La luz se encarnó en el utensilio que hizo posible asegurarse el alimento y ser guardián del fuego y de la vida.
Y se encarnó en ese amor extraño y nuevo por el que el macho y la hembra sintieron que él era infinitamente más que la cópula, y sus cachorros infinitamente más que criaturas expelidas de un útero.
La luz se hizo plena haciéndose carne en el gruñido del mutante; y se transformó en palabra.

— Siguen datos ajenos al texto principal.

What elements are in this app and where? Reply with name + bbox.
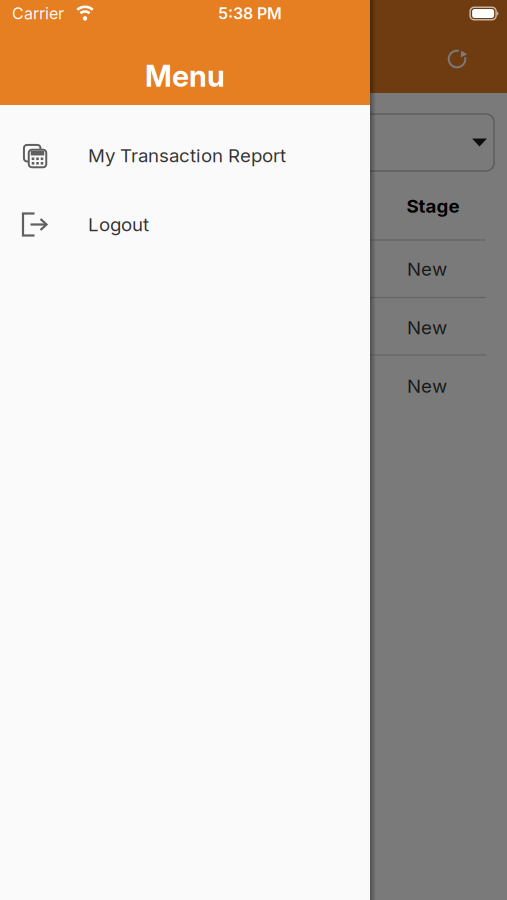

Se hizo verbo para nombrar a lo que se ama y a lo que se odia, a lo significativo y a lo deleznable. Y también para nombrar lo indecible que a cada mutante anonada.
En los albores de la mutancia fue la luz hecha verbo. Y el verbo fue vida para el hombre naciente.
De luz y verbo tejió el mutante su mitos para expresar lo significativo con que su existir lo sorprendía y lo aterraba.
Intuyó el silencio en los límites de la palabra. El silencio abismal que envuelve al universo y a la mutancia, y que antecedió a la alborada. Lo imaginó en la infranqueable disimilitud a la que toda metáfora arroja. Y lo llamó “Dios”.
Dios de los mutantes. Dios innombrable de la invocación sin palabras. Dios infinito del silencio. Dios de la alborada.